Foi uma espécie de mecanismo de sobrevivência ou uma forma de me manter são; Tive a sensação de que deveria haver ordem nisso de alguma forma. Mesmo que não seja uma ordem que eu endosso, o esforço para produzir um retrato coerente desta ideologia que acabei por chamar de "capitalismo crack-up" foi uma espécie de esforço terapêutico da minha parte.

Foi também um esforço para reinjetar nas nossas conversas políticas um pouco mais de diversão, em alguns aspectos. A nossa imaginação política tem tendência, mesmo em tempos de grande criatividade, a retornar a padrões e canais familiares e, mais ainda, a ver a sua energia drenada e cooptada muito rapidamente pelos poderes corporativos existentes. Para voltar a mencionar o Black Lives Matter, isso aconteceu tão rapidamente com a cooptação corporativa das exigências de justiça racial, ao ponto de quase ter impedido o sucesso contínuo dessas exigências políticas vitais.

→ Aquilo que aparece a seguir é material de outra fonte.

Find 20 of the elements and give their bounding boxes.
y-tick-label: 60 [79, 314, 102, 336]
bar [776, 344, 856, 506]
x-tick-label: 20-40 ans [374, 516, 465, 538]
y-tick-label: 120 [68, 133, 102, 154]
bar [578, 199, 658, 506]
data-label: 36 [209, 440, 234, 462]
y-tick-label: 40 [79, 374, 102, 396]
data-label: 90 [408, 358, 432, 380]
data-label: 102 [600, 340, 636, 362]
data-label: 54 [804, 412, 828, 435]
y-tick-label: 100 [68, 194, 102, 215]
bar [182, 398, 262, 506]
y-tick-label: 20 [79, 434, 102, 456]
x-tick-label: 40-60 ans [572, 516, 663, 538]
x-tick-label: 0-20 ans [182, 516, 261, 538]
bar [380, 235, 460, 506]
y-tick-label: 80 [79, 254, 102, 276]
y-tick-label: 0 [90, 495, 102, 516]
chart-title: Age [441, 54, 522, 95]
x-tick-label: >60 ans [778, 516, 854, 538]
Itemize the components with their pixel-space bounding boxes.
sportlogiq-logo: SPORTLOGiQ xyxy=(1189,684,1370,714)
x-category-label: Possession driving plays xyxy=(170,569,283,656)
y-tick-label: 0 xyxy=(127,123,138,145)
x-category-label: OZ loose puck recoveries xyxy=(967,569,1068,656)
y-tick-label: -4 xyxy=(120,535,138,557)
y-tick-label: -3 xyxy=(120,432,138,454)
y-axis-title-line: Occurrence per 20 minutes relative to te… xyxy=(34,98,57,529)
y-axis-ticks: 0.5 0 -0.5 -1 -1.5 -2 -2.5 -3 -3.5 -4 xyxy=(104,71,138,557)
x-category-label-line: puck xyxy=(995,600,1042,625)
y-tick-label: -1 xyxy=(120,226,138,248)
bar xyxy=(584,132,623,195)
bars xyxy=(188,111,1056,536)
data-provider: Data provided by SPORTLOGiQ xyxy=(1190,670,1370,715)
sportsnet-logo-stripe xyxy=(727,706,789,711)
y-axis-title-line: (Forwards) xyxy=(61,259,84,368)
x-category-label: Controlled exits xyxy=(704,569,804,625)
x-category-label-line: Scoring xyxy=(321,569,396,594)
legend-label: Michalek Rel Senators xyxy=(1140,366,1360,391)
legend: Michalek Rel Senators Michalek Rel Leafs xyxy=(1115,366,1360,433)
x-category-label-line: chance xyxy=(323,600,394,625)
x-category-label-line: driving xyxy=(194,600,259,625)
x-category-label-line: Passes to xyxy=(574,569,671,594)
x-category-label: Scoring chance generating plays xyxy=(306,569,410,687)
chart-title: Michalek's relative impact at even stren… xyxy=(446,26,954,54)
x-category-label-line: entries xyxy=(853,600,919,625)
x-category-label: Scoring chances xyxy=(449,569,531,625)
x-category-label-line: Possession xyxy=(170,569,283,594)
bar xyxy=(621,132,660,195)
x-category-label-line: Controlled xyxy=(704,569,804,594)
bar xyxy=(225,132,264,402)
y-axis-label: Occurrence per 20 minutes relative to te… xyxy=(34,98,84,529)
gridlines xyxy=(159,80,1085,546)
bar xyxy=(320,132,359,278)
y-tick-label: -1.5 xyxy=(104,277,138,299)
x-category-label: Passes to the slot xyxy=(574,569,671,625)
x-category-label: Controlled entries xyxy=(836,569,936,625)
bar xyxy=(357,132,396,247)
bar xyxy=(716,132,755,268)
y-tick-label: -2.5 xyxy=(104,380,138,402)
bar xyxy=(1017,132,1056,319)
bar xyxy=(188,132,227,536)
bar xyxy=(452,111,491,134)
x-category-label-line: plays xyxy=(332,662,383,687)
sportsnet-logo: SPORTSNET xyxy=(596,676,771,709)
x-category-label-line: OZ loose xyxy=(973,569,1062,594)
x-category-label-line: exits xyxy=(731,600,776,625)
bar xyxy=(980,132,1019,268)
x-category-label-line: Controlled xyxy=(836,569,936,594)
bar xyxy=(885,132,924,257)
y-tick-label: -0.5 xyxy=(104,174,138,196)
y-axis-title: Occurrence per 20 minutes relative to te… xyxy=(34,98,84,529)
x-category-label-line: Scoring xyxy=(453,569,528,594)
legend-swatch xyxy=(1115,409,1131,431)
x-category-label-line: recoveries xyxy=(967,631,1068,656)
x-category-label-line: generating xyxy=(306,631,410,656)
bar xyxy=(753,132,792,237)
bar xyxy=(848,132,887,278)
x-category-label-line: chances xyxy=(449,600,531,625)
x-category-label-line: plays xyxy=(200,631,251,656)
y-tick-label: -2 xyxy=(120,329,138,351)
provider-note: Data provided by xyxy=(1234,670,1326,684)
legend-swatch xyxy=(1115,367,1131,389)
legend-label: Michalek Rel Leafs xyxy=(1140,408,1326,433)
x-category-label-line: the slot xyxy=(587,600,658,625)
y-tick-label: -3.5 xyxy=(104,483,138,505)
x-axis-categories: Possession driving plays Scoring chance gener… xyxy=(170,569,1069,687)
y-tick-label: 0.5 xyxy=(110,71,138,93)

Uma das coisas que precisamos agora é continuar evoluindo e mudando. O fato de eu ter seguido uma destas mutações em uma direção perturbadora talvez tenha sido apenas uma espécie de exemplo negativo da forma como deveríamos estar abertos a mutações positivas. Porque os cientistas da genética sabem que as mutações não são ruins. Podemos pensar nos mutantes como uma coisa ruim na imaginação popular, mas as mutações são boas.

Colaboradores

Quinn Slobodian é professor de história internacional na Escola de Estudos Globais Frederick S. Pardee da Universidade de Boston. Seu livro mais recente é Crack-Up Capitalism: Market Radicals and the Dream of a World Without Democracy.

Daniel Denvir é o autor de All-American Nativism e apresentador de The Dig na Jacobin Radio.